Dietary lipids are major determinants of the overall lipid composition of storage lipids and also of membrane lipids, as assessed during dietary intervention studies carried out in animals [1], [2], [3] and human [4], [5], [6], [7]. Due to the relation of the fatty acid composition of cell membrane phospholipids to cellular functions, the interest into the identification of the health effects of dietary changes in fatty acid intake has been growing.

Polyunsaturated fatty acids (PUFAs) are a subclass of bioactive components (see http://www.lipidmaps.org/) divided in two groups (n-6 and n-3 fatty acids) which have been studied in the context of cancer prevention. The n-6 series includes a precursor, linoleic acid (LA, 18:2n-6), abundant in food of animal origin, in vegetables and in oils such as sunflower, soy bean and grape seed. It also comprises the arachidonic acid (AA, 20:4n-6), which is a substrate of specific lipid oxygenases to form bioactive inflammatory mediators, and the gamma-linolenic acid (GLA, 18:3n-6) found in several vegetable sources. The n-3 series includes an essential fatty acid, the alpha-linolenic acid (ALA, 18:3n-3) found in green vegetables and in several oils (colza, soybean), and highly unsaturated derivatives such as the eicosapentaenoic acid (EPA, 20:5n-3) and the docosahexaenoic acid (DHA, 22:6n-3). Those are ubiquitous in mammals and abundant in seafood and marine products. n-3 and n-6 fatty acids participate to the biosynthesis of bioactive oxygenated derivatives.

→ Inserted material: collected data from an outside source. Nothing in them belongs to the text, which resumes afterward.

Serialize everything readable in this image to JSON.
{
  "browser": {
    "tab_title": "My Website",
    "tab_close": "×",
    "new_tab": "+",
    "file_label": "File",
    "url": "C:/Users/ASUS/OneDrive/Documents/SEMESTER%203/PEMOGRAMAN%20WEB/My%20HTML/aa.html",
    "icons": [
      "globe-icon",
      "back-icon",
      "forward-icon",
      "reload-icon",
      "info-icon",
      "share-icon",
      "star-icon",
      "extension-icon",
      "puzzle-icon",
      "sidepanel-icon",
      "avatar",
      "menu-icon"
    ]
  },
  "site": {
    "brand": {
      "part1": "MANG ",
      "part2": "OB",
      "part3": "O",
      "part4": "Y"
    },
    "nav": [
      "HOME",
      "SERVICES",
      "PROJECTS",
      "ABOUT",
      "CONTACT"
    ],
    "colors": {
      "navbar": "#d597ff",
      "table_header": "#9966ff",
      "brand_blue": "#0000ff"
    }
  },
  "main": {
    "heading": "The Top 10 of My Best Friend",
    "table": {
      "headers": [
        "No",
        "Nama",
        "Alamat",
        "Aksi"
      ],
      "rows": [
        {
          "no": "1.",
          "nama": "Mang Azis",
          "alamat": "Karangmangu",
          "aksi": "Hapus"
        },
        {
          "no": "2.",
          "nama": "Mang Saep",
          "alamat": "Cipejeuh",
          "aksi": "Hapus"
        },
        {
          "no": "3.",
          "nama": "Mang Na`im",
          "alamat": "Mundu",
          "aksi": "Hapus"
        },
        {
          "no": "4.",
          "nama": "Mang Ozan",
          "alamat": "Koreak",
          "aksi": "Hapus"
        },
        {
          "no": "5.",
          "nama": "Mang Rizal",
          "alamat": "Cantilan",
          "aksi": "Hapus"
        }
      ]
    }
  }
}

Among other fatty acids with relevance to cancer prevention are the conjugated linoleic acids (CLA). CLA is a generic term to describe positional and geometrical isomers of linoleic acid with a conjugated double bond system. CLA are naturally present in many food items, including dairy products and meat from ruminants [8], where their biosynthesis results from biohydrogenation of polyunsaturated fatty acids (linoleic or alpha-linolenic acids) by the rumen flora. The principal isomer formed in ruminants is the cis-9, trans-11 CLA, also named rumenic acid. It represents 80–90% of CLA in milk products. This isomer can also be produced, in animals and humans, from the bioconversion (delta-9 desaturation) of vaccenic acid (trans-11 18:1) [9]. In the food industry, the main isomers produced are trans–trans: trans-10, trans-12 and trans-9, trans-11 CLA. Specific mixtures of different isomers such as cis-9, trans-11 and trans-10, cis-12 have been chemically synthesized and are available for preclinical or clinical studies.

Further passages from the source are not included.